Спустя несколько минут он смешался со штурмующими вагоны, работая локтями, пробился к одному и под вопли прижатой к стенке тамбура проводницы был внесен внутрь, в холодный полумрак.

Переругиваясь и толкаясь, счастливцы занимали места на полках, пихали туда узлы с чемоданами, а пассажиры все прибывали.

В самом конце вагона наметанный глаз Дима заметил пустую багажную полку, он сразу же метнул туда вещмешок, а затем, встав на край нижней, ловко забрался в нишу. Потом устроил мешок в головах и с удовольствием вытянул ноги. Между тем гвалт в вагоне понемногу затихал, в воздухе поплыл запах махорки.

– Скориш бы видправлялы, – беспокойно сказал снизу женский голос. – У мэнэ билета нэмае.

– А у кого он есть, тетка? – рассмеялся мужской. – Я у кассы сутки простоял, голый номер.

– Щас уся страна на колесах, – ввязался хриплый бас. – Демобилизация и опять же многие возвращаются с эвакуации.

– Да, Содом и Гоморра, – вздохнул кто-то от противоположного окна.

– А ты нэ выражайся! – тут же осадила его тетка.

Под эти разговоры Дим задремал (сказалась прогулка на свежем воздухе), потом сквозь сон услышал, как паровоз дал гудок и поезд тронулся.

Когда он проснулся, поезд стоял на полустанке. В вагоне была духота, слышались храп и сонное бормотанье, за мутным стеклом в небе висела луна. Желтая и большая.

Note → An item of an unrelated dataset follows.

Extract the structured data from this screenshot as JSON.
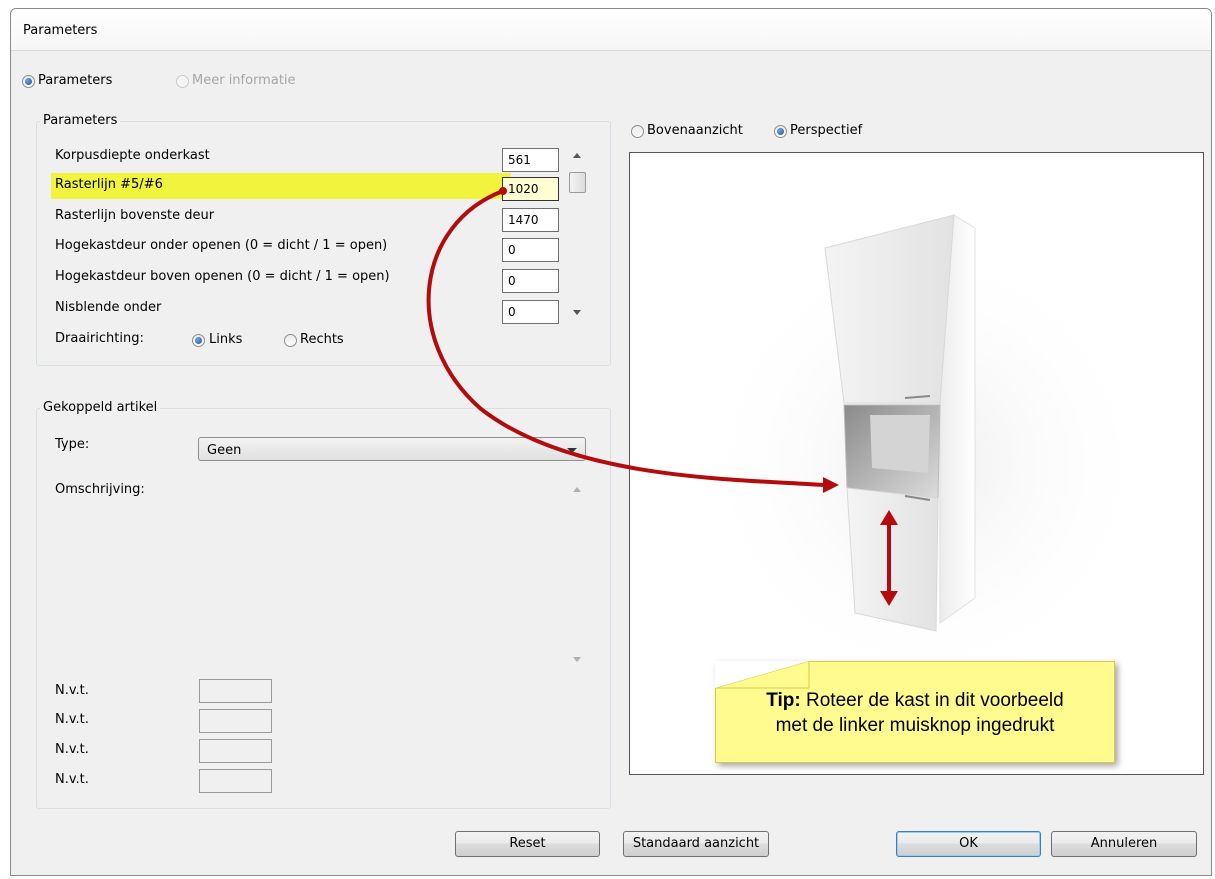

Потом в начале вагона хлопнула дверь и кто-то, сопя, пробежал в другой, затем где-то раздался крик «Проверка билетов и документов!»

Дим насторожился. Встречаться с контролерами было не резон, и, прихватив мешок, он спрыгнул с полки. Дернув на себя дверь, прошел в тамбур, там у второй открытой двери смолил козью ножку какой-то мужик. Дим оттер того плечом в сторону и соскочил на насыпь. В стороне, метрах в ста, виднелась окраина какого-то села, и старшина споро пошагал туда, удаляясь от состава.

Миновав первые хаты с плетнями и высокими осокорями, Дим оказался перед одноэтажным каменным домом с какой-то вывеской над козырьком двери и остановился.

– Кого шукаешь, хлопче? – вышел из ее тени старик в тулупе и с берданкой на плече, чем-то похожий на деда Передрея.

– Да вот, высадили с поезда, ехал без билета, – махнул в сторону исчезающего вдали состава Дим.

– Бываеть, – сказал, подойдя ближе старик. – А куды ихав?

– В Бердянск. Теперь придется добираться туда ногами.

– А навищо ногами? – зажав пальцем ноздрю, высморкался на траву дед. – Сьогодни нэдиля. Часив у пъять туды на базар поидуть наши селяны.

– И далеко до Бердянска?

– Вэрст двадцять з гаком. Так шо тэбэ довэзуть. Нэ сумливайся. А покы пишлы посыдымо. У ногах правды нету.

– Точно, – ответил Дим, и они направились к стене дома, это было сельпо[135], у которой лежал обрубок ствола дерева.

Старик оказался словоохотливым, время пролетело незаметно, а когда засерел рассвет, в нескольких местах села послышался скрип телег и конское ржанье. Вскоре одна телега показалась у сельпо, и сторож в сопровождении Дима направился к ней, поеживаясь от утренней прохлады.

– Здоров, Мыкола! – сказал приблизившись. – Бог на помощь.

– Здравствуй, дед Илько, – натянул вожжи хозяин. – А это кто с тобою?

– Видстав от поезда, – кивнул на Дима старик. – Фронтовик. Трэба пидвизты до миста.

– Ну, если надо, подвезу, в чем вопрос? Устраивайся рядом.

– Спасибо, – бросил сидор на телегу Дим, после чего опершись ногой на ось, уселся на поперечную доску рядом с возницей.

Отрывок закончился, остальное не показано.